Re: [PATCH tip/core/rcu 08/10] rcu: Add a TINY_PREEMPT_RCU
- From: Mathieu Desnoyers <mathieu.desnoyers@xxxxxxxxxx>
- Date: Tue, 17 Aug 2010 11:55:21 -0400
* Steven Rostedt (rostedt@xxxxxxxxxxx) wrote:
On Tue, 2010-08-17 at 10:16 -0400, Mathieu Desnoyers wrote:
* Steven Rostedt (rostedt@xxxxxxxxxxx) wrote:
If we are this concerned, what about just doing:
--t->rcu_read_lock_nesting;
if (ACCESS_ONCE(t->rcu_read_lock_nesting) == 0 &&
unlikely((ACCESS_ONCE(t->rcu_read_unlock_special)))

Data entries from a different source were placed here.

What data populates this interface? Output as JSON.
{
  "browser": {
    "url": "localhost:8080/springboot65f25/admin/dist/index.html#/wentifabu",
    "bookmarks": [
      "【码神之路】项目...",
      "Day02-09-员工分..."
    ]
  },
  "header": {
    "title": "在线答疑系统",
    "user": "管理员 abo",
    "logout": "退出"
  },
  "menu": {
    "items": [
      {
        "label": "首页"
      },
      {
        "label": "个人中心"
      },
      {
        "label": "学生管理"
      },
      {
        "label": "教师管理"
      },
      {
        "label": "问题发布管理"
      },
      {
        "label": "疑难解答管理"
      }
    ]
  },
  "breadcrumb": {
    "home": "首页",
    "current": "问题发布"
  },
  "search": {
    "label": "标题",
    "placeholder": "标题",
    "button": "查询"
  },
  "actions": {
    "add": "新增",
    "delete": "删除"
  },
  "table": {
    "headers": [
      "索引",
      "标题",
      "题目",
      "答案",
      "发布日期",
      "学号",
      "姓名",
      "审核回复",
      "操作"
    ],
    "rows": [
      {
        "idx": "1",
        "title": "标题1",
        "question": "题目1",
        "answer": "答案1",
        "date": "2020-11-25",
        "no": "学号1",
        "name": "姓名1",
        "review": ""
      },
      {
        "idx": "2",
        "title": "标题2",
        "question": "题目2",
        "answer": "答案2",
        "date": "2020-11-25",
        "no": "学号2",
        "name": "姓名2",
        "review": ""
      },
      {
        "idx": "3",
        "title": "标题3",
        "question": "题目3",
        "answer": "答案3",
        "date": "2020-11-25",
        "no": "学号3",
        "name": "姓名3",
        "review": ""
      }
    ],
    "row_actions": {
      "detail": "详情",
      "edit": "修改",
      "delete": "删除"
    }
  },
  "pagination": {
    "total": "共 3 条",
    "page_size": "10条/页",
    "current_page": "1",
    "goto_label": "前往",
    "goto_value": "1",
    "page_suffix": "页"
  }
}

I'd be concerned by the fact that there is no strong ordering guarantee
that the non-volatile --t->rcu_read_lock_nesting is done before
ACCESS_ONCE(t->rcu_read_unlock_special).
My concern is that the compiler might be allowed to turn your code into:
if (ACCESS_ONCE(t->rcu_read_lock_nesting) == 1 &&
unlikely((ACCESS_ONCE(t->rcu_read_unlock_special))) {
--t->rcu_read_lock_nesting;
do_something();
} else
--t->rcu_read_lock_nesting;
That just seems to break all sorts of rules.
Is there a rule stating that a non-volatile access is ensured to be in
issued in program order wrt other accesses to that same variable ?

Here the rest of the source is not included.